The Sourcing Question Nobody’s Answering
Ibogaine does not come from Colorado. Tabernanthe iboga grows in the rainforests of Central Africa, especially in Gabon and Cameroon, where Bwiti practitioners have used it ceremonially for generations. Voacanga africana, another source plant mentioned in the bill, is also native to the region.
Neither plant is cultivated commercially in the United States at scale.
HB26-1325 authorizes research and administration of ibogaine, including semi-synthetic ibogaine derived from compounds found in those plants. The bill does not explain where Colorado’s pilot research sites would obtain the source material.
The supply chain remains an open question.
Global demand for iboga root bark has grown as interest in ibogaine therapy has risen. Conservationists and researchers have raised concerns about overharvesting of Tabernanthe iboga in Central Africa.
Gabon designated the plant a protected national resource in 2019 and has taken steps to restrict exports of raw plant material. As a result, legal sourcing of iboga-derived compounds is already difficult and tightly regulated.
The issue also intersects with the bill’s Indigenous benefit-sharing requirement. If research programs in the United States rely on plant-derived compounds originating in Gabon while those same communities are expected to participate in benefit-sharing arrangements, the supply chain itself becomes an ethical question.
How plant material is sourced, cultivated, or synthesized may determine whether benefit-sharing provisions have real impact.

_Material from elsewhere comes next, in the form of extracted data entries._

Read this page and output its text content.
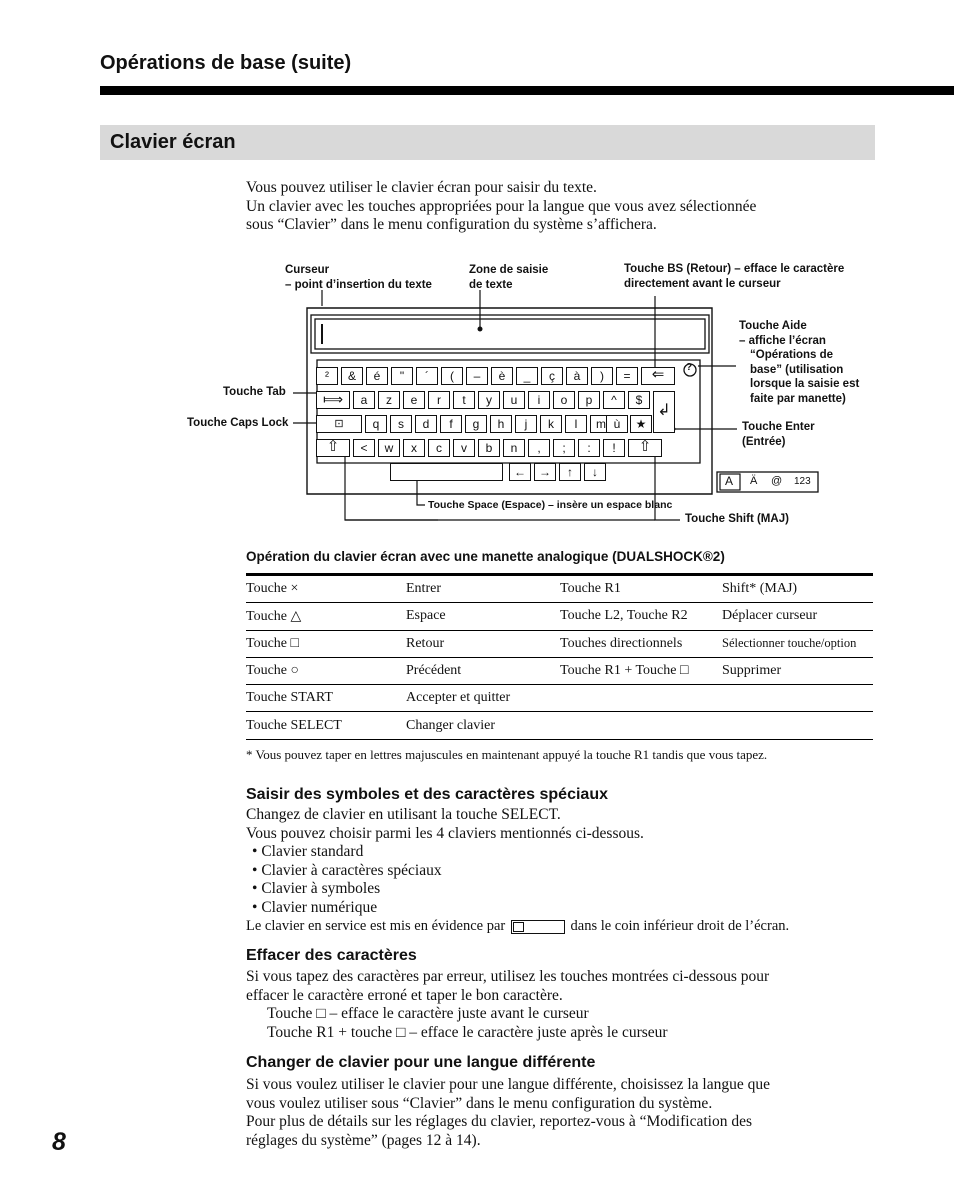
Opérations de base (suite)
Clavier écran
Vous pouvez utiliser le clavier écran pour saisir du texte.
Un clavier avec les touches appropriées pour la langue que vous avez sélectionnée
sous “Clavier” dans le menu configuration du système s’affichera.
Curseur
– point d’insertion du texte
Zone de saisie
de texte
Touche BS (Retour) – efface le caractère
directement avant le curseur
Touche Aide
– affiche l’écran
“Opérations de
base” (utilisation
lorsque la saisie est
faite par manette)
Touche Tab
Touche Caps Lock	Touche Enter
(Entrée)
Touche Space (Espace) – insère un espace blanc
Touche Shift (MAJ)
?
²	&	é	"	´	(	–	è	_	ç	à	)	=	⇐
⟾	a	z	e	r	t	y	u	i	o	p	^	$
↲
⊡	q	s	d	f	g	h	j	k	l	m ù	★
⇧	<	w	x	c	v	b	n	,	;	:	!	⇧
←	→	↑	↓
A Ä @ 123
Opération du clavier écran avec une manette analogique (DUALSHOCK®2)
Touche ×	Entrer	Touche R1	Shift* (MAJ)
Touche △	Espace	Touche L2, Touche R2	Déplacer curseur
Touche □	Retour	Touches directionnels	Sélectionner touche/option
Touche ○	Précédent	Touche R1 + Touche □	Supprimer
Touche START	Accepter et quitter		
Touche SELECT	Changer clavier		
* Vous pouvez taper en lettres majuscules en maintenant appuyé la touche R1 tandis que vous tapez.
Saisir des symboles et des caractères spéciaux
Changez de clavier en utilisant la touche SELECT.
Vous pouvez choisir parmi les 4 claviers mentionnés ci-dessous.
• Clavier standard
• Clavier à caractères spéciaux
• Clavier à symboles
• Clavier numérique
Le clavier en service est mis en évidence par	dans le coin inférieur droit de l’écran.
Effacer des caractères
Si vous tapez des caractères par erreur, utilisez les touches montrées ci-dessous pour
effacer le caractère erroné et taper le bon caractère.
Touche □ – efface le caractère juste avant le curseur
Touche R1 + touche □ – efface le caractère juste après le curseur
Changer de clavier pour une langue différente
Si vous voulez utiliser le clavier pour une langue différente, choisissez la langue que
vous voulez utiliser sous “Clavier” dans le menu configuration du système.
Pour plus de détails sur les réglages du clavier, reportez-vous à “Modification des
réglages du système” (pages 12 à 14).
8
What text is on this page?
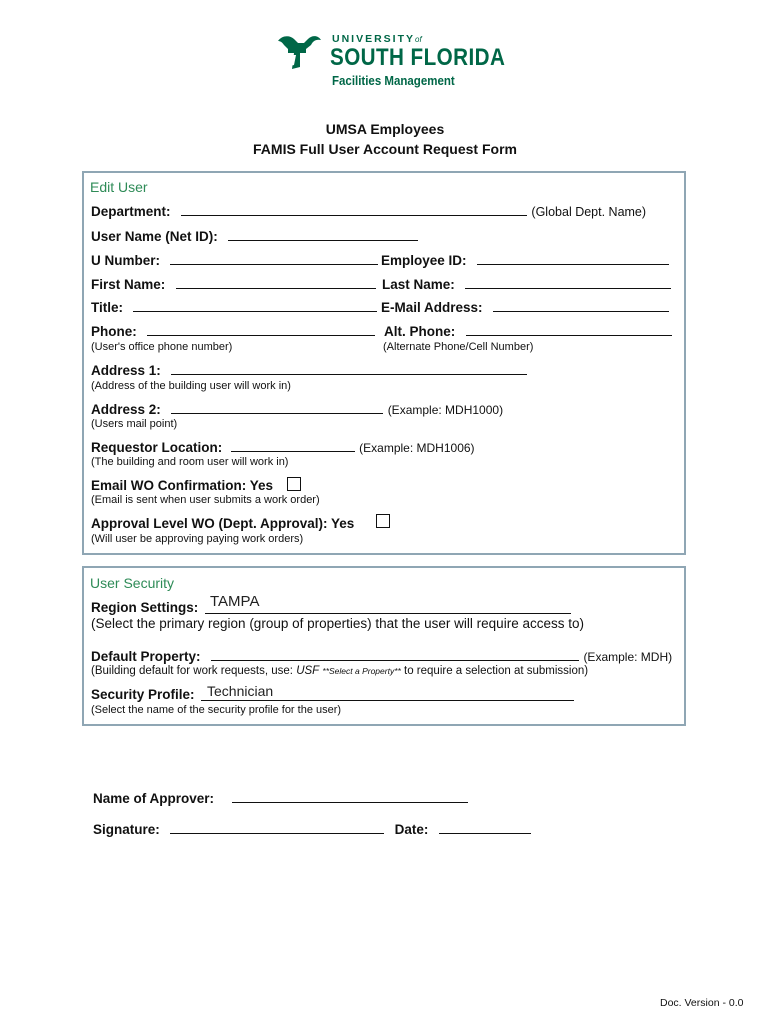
UNIVERSITYof
SOUTH FLORIDA
Facilities Management
UMSA Employees
FAMIS Full User Account Request Form
Edit User
Department:	(Global Dept. Name)
User Name (Net ID):
U Number:	Employee ID:
First Name:	Last Name:
Title:	E-Mail Address:
Phone:
(User's office phone number)
Alt. Phone:
(Alternate Phone/Cell Number)
Address 1:
(Address of the building user will work in)
Address 2:	(Example: MDH1000)
(Users mail point)
Requestor Location:	(Example: MDH1006)
(The building and room user will work in)
Email WO Confirmation: Yes
(Email is sent when user submits a work order)
Approval Level WO (Dept. Approval): Yes
(Will user be approving paying work orders)
User Security
Region Settings: TAMPA
(Select the primary region (group of properties) that the user will require access to)
Default Property:	(Example: MDH)
(Building default for work requests, use: USF **Select a Property** to require a selection at submission)
Security Profile: Technician
(Select the name of the security profile for the user)
Name of Approver:
Signature:	Date:
Doc. Version - 0.0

HB26-1325 opens the door to ibogaine research in Colorado. How that plant material is sourced will shape the debate about sustainability, Indigenous participation, and the ethics of psychedelic medicine.
What Happens Next
The bill has been assigned to the Colorado House Health and Human Services Committee. It must pass committee review, the full House, the Senate, and receive the governor’s signature before becoming law.
Importantly, the federal constraint is narrower than it might appear. Colorado can build essentially the entire program infrastructure — the cash fund, the rulemaking, the site selection process, the advisory board reforms, the liability protections — without Washington’s permission. What the bill cannot do is authorize the actual administration of ibogaine to patients. That one step is explicitly contingent on federal approval, whether through the FDA’s Investigational New Drug process, a federal research designation under 21 U.S.C. § 872, or broader federal reform.
There’s a further nuance worth noting. The bill’s federal coordination language — seeking DEA memoranda, pursuing FDA authorization, applying for federal research program status — uses “may” throughout, not “shall.” The BHA isn’t required to actively chase federal authorization. In practice, that work would likely fall to the pilot sites themselves, navigating the IND process on their own timelines.
The more accurate picture, then, is that Colorado is building a loaded gun and waiting for federal permission to fire it. The infrastructure can be ready. The sites can be selected. The rules can be written. The only thing that can’t happen until Washington moves is the thing that actually matters clinically: giving ibogaine to patients.
That may sound like a modest distinction. But for advocates, researchers, and potential pilot sites, it means the work can start now — and that Colorado will be positioned to move quickly when the federal landscape shifts.
The full text of HB26-1325 is available through the Colorado General Assembly website.